Westphal told the media on Sunday that this was "the tip of the iceberg" when it comes to Cousins. OK, so if it's the tip of the iceberg, why was this the tipping point? Cousins' agent says that if the center did say "trade me!," it was in the context of something like, "If you think I'm such a problem, trade me!" Again: if that's the tip of the iceberg, if that's just an indication of the spectacular disruption Cousins causes ... why didn't you suspend him last week? Hell, why didn't you bench him last week? Why didn't you fine him last week? What made this so egregious?
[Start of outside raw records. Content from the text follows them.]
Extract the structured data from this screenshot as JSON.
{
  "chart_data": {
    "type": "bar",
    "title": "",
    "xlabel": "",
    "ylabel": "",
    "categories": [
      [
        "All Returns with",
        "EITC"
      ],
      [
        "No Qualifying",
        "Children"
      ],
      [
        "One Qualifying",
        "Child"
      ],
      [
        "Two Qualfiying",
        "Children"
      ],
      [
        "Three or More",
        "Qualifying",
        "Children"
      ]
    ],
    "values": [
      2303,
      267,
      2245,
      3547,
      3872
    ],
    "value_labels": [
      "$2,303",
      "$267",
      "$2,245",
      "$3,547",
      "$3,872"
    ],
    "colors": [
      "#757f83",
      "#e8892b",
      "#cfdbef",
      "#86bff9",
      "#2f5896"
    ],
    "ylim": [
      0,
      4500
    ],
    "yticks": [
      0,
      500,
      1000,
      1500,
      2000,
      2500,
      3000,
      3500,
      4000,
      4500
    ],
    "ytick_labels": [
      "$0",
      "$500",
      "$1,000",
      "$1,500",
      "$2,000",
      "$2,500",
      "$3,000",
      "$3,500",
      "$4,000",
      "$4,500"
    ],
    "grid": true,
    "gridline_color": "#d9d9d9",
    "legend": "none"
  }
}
When the Kings drafted Cousins, they knew he'd need strong, effective management from the coaching staff and front office to turn him into the star he can become. But the Kings, broke as a sand salesman in the Sahara, stuck with Westphal, the lowest-paid, least sought-after head coach in the NBA, and hired Cousins' high school coach as an assistant, hoping some level of familiarity would help Cousins' transition. (That assistant coach left as soon as the 2010-11 season ended.) When that didn't work, Westphal began trying to shame Cousins in public ... because that worked so well in Seattle with Payton.

You can't put a two-cent bandage on a $100 wound and expect things to work out. It's time for better dressing before Cousins' career moves to a much darker trajectory. The Kings have to commit to the proper development -- emotional and otherwise -- of a great young prospect instead of the whims of a middle-aged egomaniac.